Esistono indubbiamente accuse di "Bergmanismo" rivolte al regista di Manhattan, che riguardano - che io sappia- film come "Interiors". Ma mi chiedo, per quel poco che ne sappia, se siano osservazioni giuste. Ma è poco, appunto.
Piuttosto, forse, bisognerebbe domandarsi se sia un caso che questo film sia stato girato l'anno precedente di "Crimini e misfatti". E' come se l'Allen anni '80, famoso per film come "La rosa purpurea del Cairo", e che quindi forse non gode della fama di regista "Esistenzialista", cedesse il passo ad un uomo che si pone problemi sull'esistenza (In generale) e sulla sua visione de da parte di chi non è più giovane(Sarà un caso, ma l'ottimo Martin Landau, in "Crimini e misfatti", è praticamente coetaneo del protagonista di "Basta che funzioni").
L'"altra donna" del film, ufficialmente, si rinchiude nella casa per scrivere un romanzo. Ma il contatto con l'"Altro"( glielo impedisce: la Rowlands, dunque, trova elementi diversi in ciò che è (relativamente) lontano da lei(!), vale a dire le confessioni di una perfetta sconosciuta stile "Confidenze troppo intime", ma più approfiondite, e contemporaneamente dentro sé stessa, perché in un momento in cui voleva , forse, isolarsi da sé stessa, scrivendo un "Romanzo", sarà costretta come non mai ad interrogarsi su di lei, causa la "presenza" di un elemento esterno. Il film, dunque, rappresenta un viaggio nella diversità: da un lato il contatto, doloroso, tra due soggetti destinati a non incontrarsi mai, dall'altro il conflitto(?) tra la parte razionale e l' inconscio, che porterebbe a galla parti di noi che non possiamo o vogliamo vedere( Vi dice nulla quell'"incontro" onirico con una giovane, che nella sua sofferenza rischia di procurare gioia lla protagonista? Come dobbiamo interpretarlo, e perché proprio Klimt?).
Se però il film appare lontano, forse molto lontano, almeno dai momenti migliori di "Crimini e misfatti", é perché manca spesso il coraggio di fidare situazioni consolidate, ricorrendo nella sostanza ad elementi abusati come la gelosia dell'amica, giusta o sbagliata, vera o sognata che sia, il matrimonio che funiona poco, ecc.
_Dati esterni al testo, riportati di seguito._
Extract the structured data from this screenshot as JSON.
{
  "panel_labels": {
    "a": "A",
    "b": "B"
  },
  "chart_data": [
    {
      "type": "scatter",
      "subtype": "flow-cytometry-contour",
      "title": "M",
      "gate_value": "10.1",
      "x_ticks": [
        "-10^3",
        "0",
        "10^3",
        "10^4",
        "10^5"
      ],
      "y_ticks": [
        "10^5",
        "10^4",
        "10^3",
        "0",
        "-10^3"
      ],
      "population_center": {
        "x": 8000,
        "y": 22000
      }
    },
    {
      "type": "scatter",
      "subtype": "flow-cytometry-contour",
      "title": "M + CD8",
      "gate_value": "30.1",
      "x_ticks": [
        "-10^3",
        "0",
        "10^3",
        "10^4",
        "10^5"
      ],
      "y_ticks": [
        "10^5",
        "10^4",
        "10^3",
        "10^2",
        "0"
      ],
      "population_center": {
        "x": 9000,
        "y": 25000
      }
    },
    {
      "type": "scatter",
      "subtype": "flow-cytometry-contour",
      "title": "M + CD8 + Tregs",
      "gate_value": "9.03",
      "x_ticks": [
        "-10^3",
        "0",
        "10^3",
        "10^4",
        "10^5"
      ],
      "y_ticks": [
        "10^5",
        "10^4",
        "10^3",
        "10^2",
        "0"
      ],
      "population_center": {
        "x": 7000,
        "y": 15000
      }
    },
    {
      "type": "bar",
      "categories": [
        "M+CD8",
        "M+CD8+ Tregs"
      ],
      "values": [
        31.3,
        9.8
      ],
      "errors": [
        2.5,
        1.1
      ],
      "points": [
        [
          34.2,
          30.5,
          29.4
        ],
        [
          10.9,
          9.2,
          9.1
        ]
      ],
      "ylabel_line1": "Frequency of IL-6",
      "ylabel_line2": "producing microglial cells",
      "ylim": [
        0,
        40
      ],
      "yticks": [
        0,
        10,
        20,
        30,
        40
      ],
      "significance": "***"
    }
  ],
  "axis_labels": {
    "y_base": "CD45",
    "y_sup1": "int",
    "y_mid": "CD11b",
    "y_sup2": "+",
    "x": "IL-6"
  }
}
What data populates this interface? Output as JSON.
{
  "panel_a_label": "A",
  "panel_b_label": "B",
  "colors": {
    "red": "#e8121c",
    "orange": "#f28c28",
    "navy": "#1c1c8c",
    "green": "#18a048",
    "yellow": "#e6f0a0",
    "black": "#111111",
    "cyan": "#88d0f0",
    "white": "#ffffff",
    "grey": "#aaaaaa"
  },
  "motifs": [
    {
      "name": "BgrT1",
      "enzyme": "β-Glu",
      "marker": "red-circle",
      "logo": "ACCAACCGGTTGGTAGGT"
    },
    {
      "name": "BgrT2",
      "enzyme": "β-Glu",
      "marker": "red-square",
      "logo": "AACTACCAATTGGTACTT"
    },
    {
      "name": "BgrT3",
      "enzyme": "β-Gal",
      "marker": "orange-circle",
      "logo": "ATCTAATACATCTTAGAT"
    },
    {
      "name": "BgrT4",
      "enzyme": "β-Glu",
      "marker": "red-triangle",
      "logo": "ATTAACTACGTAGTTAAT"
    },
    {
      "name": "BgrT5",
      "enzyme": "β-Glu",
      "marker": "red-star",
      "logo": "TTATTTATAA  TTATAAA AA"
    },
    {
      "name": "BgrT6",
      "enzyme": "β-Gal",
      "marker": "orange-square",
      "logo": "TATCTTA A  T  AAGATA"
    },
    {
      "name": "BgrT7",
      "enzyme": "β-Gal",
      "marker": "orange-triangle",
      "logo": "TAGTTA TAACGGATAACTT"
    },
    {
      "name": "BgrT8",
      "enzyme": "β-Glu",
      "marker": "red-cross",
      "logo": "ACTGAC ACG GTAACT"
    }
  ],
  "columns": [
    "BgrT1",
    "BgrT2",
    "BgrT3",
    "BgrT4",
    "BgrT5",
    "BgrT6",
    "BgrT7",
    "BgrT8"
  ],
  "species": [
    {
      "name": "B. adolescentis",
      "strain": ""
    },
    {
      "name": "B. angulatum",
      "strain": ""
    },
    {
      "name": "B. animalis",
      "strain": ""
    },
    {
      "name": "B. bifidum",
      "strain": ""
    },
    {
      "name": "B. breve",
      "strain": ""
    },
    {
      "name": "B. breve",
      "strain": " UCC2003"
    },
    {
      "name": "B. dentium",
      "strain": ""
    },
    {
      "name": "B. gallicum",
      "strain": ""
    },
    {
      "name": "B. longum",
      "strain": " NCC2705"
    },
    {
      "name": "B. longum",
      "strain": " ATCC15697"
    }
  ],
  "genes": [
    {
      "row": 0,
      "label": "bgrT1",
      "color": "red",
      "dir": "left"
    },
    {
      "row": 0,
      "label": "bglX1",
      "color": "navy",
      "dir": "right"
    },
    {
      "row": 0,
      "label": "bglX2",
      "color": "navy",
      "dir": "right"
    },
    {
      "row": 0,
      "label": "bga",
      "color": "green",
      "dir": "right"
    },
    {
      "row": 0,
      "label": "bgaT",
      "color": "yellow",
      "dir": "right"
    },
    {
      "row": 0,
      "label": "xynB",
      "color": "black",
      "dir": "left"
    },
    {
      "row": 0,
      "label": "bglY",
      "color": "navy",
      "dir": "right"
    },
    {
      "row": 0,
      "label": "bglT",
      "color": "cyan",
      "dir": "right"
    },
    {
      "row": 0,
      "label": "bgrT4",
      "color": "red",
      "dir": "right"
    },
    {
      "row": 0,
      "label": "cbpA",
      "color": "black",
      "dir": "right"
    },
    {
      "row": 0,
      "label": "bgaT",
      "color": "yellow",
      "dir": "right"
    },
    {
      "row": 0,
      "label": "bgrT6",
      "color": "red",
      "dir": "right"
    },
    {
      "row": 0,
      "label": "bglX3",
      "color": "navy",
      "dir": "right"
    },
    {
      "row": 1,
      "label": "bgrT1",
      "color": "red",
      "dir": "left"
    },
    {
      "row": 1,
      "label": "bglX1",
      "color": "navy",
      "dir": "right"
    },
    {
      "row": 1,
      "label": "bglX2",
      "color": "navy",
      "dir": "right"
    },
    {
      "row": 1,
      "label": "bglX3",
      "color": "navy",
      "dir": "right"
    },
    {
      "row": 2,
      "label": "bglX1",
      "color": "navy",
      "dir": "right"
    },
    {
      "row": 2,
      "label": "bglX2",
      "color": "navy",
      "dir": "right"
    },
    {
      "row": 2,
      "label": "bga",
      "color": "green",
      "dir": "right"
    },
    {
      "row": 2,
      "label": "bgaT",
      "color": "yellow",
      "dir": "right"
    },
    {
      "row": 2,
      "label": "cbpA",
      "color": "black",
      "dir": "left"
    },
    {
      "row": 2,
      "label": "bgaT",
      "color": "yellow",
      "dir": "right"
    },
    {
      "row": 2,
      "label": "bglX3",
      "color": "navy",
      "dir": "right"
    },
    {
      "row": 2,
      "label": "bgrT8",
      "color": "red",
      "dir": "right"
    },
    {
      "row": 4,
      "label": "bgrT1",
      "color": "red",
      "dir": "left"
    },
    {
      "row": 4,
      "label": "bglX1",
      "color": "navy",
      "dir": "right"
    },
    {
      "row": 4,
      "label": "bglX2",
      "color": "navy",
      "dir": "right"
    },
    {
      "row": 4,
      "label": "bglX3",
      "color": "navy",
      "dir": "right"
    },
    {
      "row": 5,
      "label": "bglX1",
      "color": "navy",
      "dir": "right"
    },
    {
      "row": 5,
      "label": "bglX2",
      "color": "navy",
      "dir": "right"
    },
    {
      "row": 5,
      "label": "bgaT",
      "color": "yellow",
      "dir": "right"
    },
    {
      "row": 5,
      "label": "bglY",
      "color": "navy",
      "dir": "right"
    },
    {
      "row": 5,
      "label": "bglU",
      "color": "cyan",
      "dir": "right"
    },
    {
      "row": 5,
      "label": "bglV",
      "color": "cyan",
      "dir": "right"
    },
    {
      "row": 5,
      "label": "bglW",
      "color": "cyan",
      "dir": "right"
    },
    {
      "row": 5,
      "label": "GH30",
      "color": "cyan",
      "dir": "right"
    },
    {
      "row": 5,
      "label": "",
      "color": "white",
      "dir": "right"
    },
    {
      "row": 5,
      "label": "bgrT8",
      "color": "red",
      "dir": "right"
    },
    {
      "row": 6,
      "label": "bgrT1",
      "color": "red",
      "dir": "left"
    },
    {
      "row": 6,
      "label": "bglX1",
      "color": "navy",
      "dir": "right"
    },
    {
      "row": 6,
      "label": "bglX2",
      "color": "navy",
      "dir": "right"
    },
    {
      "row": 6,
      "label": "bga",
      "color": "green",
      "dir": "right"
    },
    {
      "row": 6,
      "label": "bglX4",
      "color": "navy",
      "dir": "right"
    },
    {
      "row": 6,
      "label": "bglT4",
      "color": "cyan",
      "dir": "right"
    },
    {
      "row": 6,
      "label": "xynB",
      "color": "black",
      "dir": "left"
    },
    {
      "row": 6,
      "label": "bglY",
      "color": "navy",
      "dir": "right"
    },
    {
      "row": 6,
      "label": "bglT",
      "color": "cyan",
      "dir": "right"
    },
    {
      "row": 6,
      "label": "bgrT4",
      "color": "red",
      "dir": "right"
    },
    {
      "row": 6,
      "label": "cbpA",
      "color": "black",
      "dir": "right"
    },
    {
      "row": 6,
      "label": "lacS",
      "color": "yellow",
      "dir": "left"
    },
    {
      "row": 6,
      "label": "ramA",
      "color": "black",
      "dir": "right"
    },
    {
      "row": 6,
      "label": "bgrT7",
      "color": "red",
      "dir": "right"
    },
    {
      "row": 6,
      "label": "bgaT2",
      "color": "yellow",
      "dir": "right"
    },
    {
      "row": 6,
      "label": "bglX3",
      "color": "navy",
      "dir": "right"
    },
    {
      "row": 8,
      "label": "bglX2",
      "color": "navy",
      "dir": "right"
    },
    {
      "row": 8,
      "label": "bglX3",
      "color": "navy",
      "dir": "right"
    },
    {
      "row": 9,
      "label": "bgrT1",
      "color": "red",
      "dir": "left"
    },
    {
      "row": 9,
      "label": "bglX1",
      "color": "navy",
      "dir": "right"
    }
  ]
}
Se invece ci si fosse spinti oltre, come nel citato sogno con la ragazza, a livello sostanziale il viaggio della protagonista(Passato- presente, realtà-sogno, avrebbe assunto contorni più imprevedibili, e la forma ne avrebbe anch'essa guadagnato: non un'approccio semi- teatrale, come avverrà anni d opo nel desolante "Melinda e Melinda", dove io mi ricordo quasi solo dell'attrice):.Del resto, non credo sia casuale che il teatro ad un certo punto "Entri", credo, come elemento del film: una sfida nella sfida, ove alle fusioni già esposte sia ggiunge quella, riuscita così e così, tra due forme diverse di espressione artistica.
Un finale comunque non stupidamente ottimista: la donna smbra aver (ri) trovato sé stessa, in un "Tragitto" curioso che ricorda quello del bellissimo "Amore molesto", dove però il nostro Martone sfoderava ben altra profondità.